Saturday, July 07, 2007

You mean they weren't doing this? Schools to track student progress from grade to grade

OK, this just seems like common sense to me, but apparently it is a new trend for most schools:

...called a “growth model” because it tracks the progress of students as they move from grade to grade rather than comparing, say, this year’s fourth graders with last year’s, the traditional approach.


How could they not be doing that? I swear to God it's a wonder anyone in this country learns to breathe much less read. Fuck Shakespeare, come the revolution the first people up against the wall need to be the education establishment.

Concerned that the traditional way amounted to an apples-to-oranges comparison, schools in more than two dozen states have turned to growth models. Now a movement is mounting to amend the federal No Child Left Behind Act, which is up for reauthorization this year, to allow such alternative assessments of student progress.

Many urban educators contend that growth models are a fairer measure because they recognize that poor and minority students often start out behind, and thus have more to learn to reach state standards. At the same time, many school officials in affluent suburbs favor growth models because they evaluate students at all levels rather than focusing on lifting those at the bottom, thereby helping to justify instruction costs to parents and school boards at a time of shrinking budgets.

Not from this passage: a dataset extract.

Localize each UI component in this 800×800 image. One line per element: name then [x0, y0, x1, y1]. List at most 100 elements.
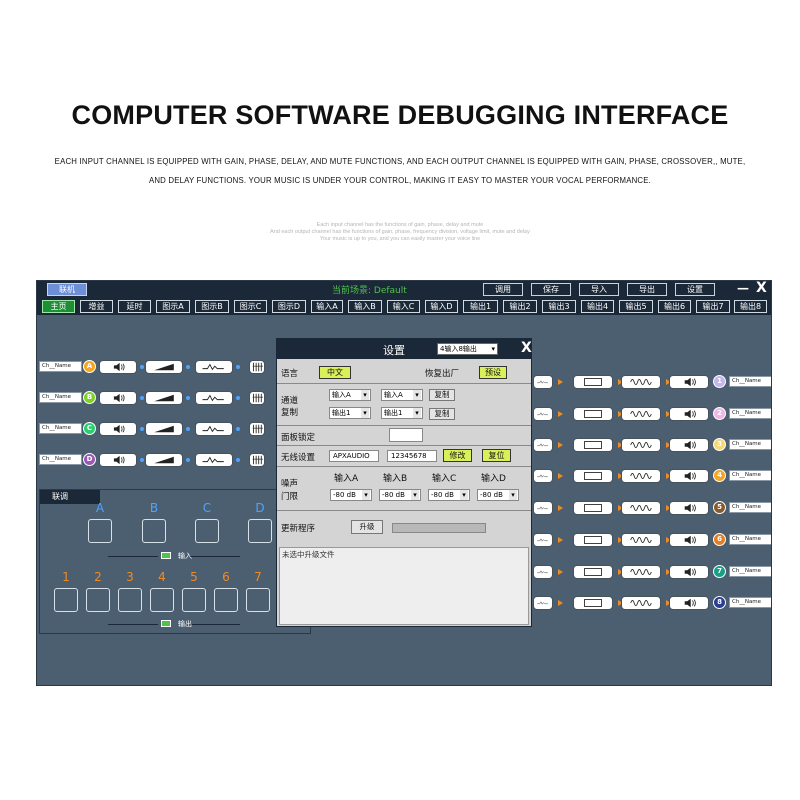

Adding growth models as a way to satisfy federal requirements to demonstrate “adequate yearly progress” could make it easier for some schools to avoid penalties because they would receive credit for students who improve performance but still fall below proficiency levels. It could also increase pressure on high-performing schools that sail above state standards to prove that their students are continuing to advance.


Oh, here's why:

But as growth models become more widespread, some teachers and parents have complained that they are hard to understand and place too much focus on test scores. Teachers’ unions, even while supporting the concept, have protested the use of growth models for performance reviews and merit pay.

“It’s detrimental for education,” said Aimee Bolender, president of the Alliance-AFT, which represents 9,000 teachers and other staff members in the Dallas schools. “It is pulling apart teams of teachers and it doesn’t look at why test scores are low. From the very beginning, we viewed it as a slippery slope that did not do anything valuable to improve the educational environment in the schools.”

Ms. Bolender’s union is fighting a decision by the Dallas school district to remove about 30 teachers from five middle and high schools this summer after not enough of their students passed the state tests, and too many failed to show adequate progress on growth models. Ms. Bolender said that many teachers question the reliability of the growth model data, calling it “voodoo math” because “you have to be a Ph.D. in statistics to even comprehend it.”


I really like the "voodoo math" quote. Hey people, just because something is complicated doesn't mean it's "voodoo". Is the space shuttle "voodoo engineering"? How about Hoover Dam? I guarantee that there are some damn complicated equations behind those. What about the human genome project, is that "voodoo science"? The fact that a teacher can even talk this way is just terrifying.

“When you look at achievement, every single wealthy suburb has high test scores,” noted Theodore Hershberg, a professor of public policy and history at the University of Pennsylvania. “That’s a terrible way to measure the performance of a school or an individual teacher because what you’re really looking at is family background or family income.”

In the high-performing Ardsley schools, where more than 87 percent of the students passed state reading tests this spring, district officials have long mined scores on their own, compiling a thick data book for review and coining the saying: “In God we trust, everybody else bring data.”

But this year, they employed a more sophisticated growth model, which showed, for instance, that seventh-grade special education students had benefited from learning in regular classes. So this fall the district will expand the mainstreaming to the elementary and high schools. “This gives us the ability to measure whether a program has any teeth or is all fluff,” said Richard Maurer, the superintendent.